En estos momentos estamos Ofrecemos todo tipo de préstamo al público en general en rate.We interés 5,90% dan de 1 año a 25 años la duración de amortización, y también ofrecen préstamos en el rango mínimo de $ 1000 a un máximo de $ 20, 000, 000 , 00, y otras monedas aceptadas internacionalmente, a cualquier parte del mundo.

Any time a loan is given, regardless of the amount, a contract should be written outlining the terms of the loan that include the amount of money borrowed, any interest added to the principal amount, if any, repayment responsibilities, and any restrictions or other obligations.
  
 Available Loan Types
•    A secured loan is one in which real or personal property is used as a pledge for repayment. Real property may be a home, commercial building, industrial building or complex, apartment building, vacant land, farm or ranch land, or other property. Personal property may be a car, jewelry, furniture, or other objects with value. 

•    An unsecured loan is one that is given with a verbal or written agreement to repay with no property involved, real or personal.

Because they're just taking your word for it, you have to have decent credit to get an unsecured loan.

Unsecured loans are sometimes called 'signature loans' because we has nothing but your signature -- they can't take possession of your house, car, or other belongings. However, they can report you to the credit reporting companies and ding up your credit.

For people who don't have any collateral to pledge, an unsecured loan can be attractive.

Unsecured personal loans allow you to borrow money for almost any purpose. You can use the funds to start a business, consolidate debt e.t.c. Before you get an unsecured loan, make sure you understand how they work and what the alternatives are.

Basics of Unsecured Personal Loans

When a loan is unsecured, there is no property or collateral to “secure” or guarantee the loan. For example, a mortgage loan is secured with property -- if you don’t repay the loan, your lender has the right to sell your home and collect what you owe out of the sales proceeds. With unsecured loans, nothing specific has been pledged as collateral. This makes them a little less risky for you (the borrower) because the consequences are not as immediate if you fail to repay.

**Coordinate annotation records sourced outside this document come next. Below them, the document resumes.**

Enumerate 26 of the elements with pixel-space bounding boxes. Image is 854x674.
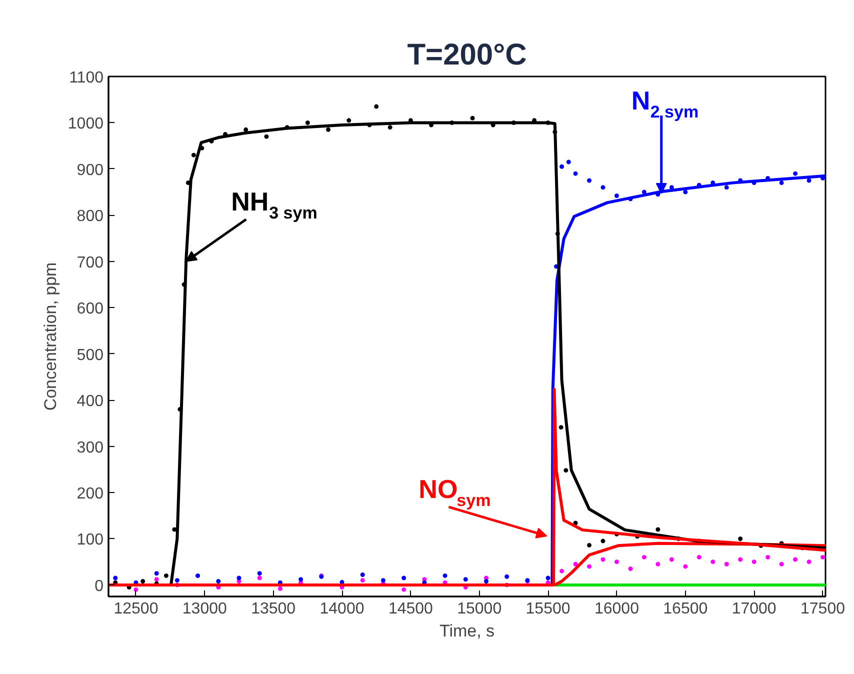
x-tick-label: 15500 [526, 600, 570, 618]
x-tick-label: 16500 [663, 600, 708, 618]
chart-title: T=200°C [407, 38, 527, 72]
y-tick-label: 300 [76, 439, 104, 456]
y-tick-label: 400 [76, 393, 104, 410]
x-tick-label: 13000 [182, 600, 227, 618]
x-tick-label: 13500 [251, 600, 296, 618]
y-tick-label: 600 [76, 300, 104, 318]
y-tick-label: 800 [76, 208, 104, 226]
y-tick-label: 200 [76, 486, 104, 502]
y-tick-label: 1100 [69, 70, 104, 86]
y-tick-label: 100 [76, 532, 104, 549]
y-tick-label: 900 [76, 162, 104, 179]
y-tick-label: 1000 [68, 116, 104, 133]
x-axis-title: Time, s [439, 622, 495, 640]
x-tick-label: 14500 [388, 600, 434, 618]
x-tick-label: 17000 [732, 600, 776, 618]
x-tick-label: 16000 [594, 600, 640, 618]
x-tick-label: 14000 [320, 600, 364, 618]
x-tick-label: 17500 [800, 600, 846, 618]
y-tick-label: 0 [94, 578, 104, 595]
y-tick-label: 700 [76, 254, 104, 272]
y-axis-title: Concentration, ppm [40, 262, 60, 411]
y-tick-label: 500 [76, 346, 104, 364]
x-tick-label: 12500 [114, 600, 158, 618]
x-tick-label: 15000 [457, 600, 502, 618]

Lenders, on the other hand, take more risk with unsecured personal loans. They don’t have any property to sell if things go badly, but of course they have other options available if they want to pursue repayment (they can take legal action against you and attempt to collect from your wages, for example). Because lenders take more risk, they generally charge higher interest rates for unsecured personal loans than they do for secured loans.

Your credit is one of the most important factors that determine whether or not you’ll get an unsecured loan. If you have good credit, you’ll pay lower interest rates and you’ll have more options available to you. If you have bad credit, you can’t be as choosy, and you may need a co-signer to get approved for a loan.

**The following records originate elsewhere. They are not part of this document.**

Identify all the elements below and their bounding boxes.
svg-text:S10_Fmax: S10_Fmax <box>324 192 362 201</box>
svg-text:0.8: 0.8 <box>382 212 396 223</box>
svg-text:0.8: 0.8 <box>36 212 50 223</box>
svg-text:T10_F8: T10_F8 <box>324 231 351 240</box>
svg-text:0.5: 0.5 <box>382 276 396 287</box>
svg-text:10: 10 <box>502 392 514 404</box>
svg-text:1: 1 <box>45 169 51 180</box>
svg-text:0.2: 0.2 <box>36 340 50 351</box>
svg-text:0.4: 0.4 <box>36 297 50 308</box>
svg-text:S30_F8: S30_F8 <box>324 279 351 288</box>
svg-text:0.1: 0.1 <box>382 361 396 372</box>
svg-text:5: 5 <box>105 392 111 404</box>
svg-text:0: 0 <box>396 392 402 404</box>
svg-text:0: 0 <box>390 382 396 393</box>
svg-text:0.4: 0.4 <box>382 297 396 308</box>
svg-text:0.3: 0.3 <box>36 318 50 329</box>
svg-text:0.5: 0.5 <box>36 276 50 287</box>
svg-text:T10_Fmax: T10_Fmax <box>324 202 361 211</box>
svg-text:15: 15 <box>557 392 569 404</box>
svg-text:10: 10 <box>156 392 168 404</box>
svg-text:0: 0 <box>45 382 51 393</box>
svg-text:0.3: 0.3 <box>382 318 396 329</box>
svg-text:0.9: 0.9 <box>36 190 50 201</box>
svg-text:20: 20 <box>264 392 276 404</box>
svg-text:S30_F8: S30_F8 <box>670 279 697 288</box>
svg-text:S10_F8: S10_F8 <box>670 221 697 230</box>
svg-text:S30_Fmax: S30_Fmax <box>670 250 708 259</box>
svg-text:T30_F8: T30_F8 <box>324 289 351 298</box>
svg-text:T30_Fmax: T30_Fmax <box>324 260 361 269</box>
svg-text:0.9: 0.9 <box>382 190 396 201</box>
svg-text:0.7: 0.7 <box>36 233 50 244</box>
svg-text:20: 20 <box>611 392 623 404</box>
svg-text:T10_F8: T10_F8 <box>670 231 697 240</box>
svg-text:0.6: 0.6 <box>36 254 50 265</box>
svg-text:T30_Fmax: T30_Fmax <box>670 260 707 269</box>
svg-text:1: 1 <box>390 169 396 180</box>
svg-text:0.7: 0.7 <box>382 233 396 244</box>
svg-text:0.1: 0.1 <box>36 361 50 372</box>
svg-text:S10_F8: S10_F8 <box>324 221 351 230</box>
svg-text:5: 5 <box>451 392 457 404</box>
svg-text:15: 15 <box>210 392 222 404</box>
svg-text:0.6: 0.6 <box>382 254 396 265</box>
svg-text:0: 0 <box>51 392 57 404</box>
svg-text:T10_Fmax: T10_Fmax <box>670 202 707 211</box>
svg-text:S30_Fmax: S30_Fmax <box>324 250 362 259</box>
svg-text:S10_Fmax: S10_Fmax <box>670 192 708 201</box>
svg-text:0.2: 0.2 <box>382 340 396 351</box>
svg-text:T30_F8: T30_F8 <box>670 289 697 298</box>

The first step is to figure out what you need; how you get the loan will depend on the type of borrowing you’re doing. Choose the type of loan that best fits whatever you will do with the money. Some loan types include:

    Auto loans
    Home loans (mortgage loans), including second mortgages
    Personal loans
    Business loans
    Agricultural loans
    Education loans (student loans)

In some cases, you won’t have much choice -- it’s not likely that anybody will lend you enough to buy a home unless you use a loan designed for that purpose. In any case, using a loan that matches your need will improve your chances of getting the loan and keep your costs low.

Understand Your Credit

You generally need “credit” to get a loan. This means you’ve got a history of borrowing and repaying loans. How do you get a loan if you don’t have credit? You have to start somewhere, and that generally means borrowing less and paying more. Once you develop a strong credit history, lenders will lend you more and offer better rates.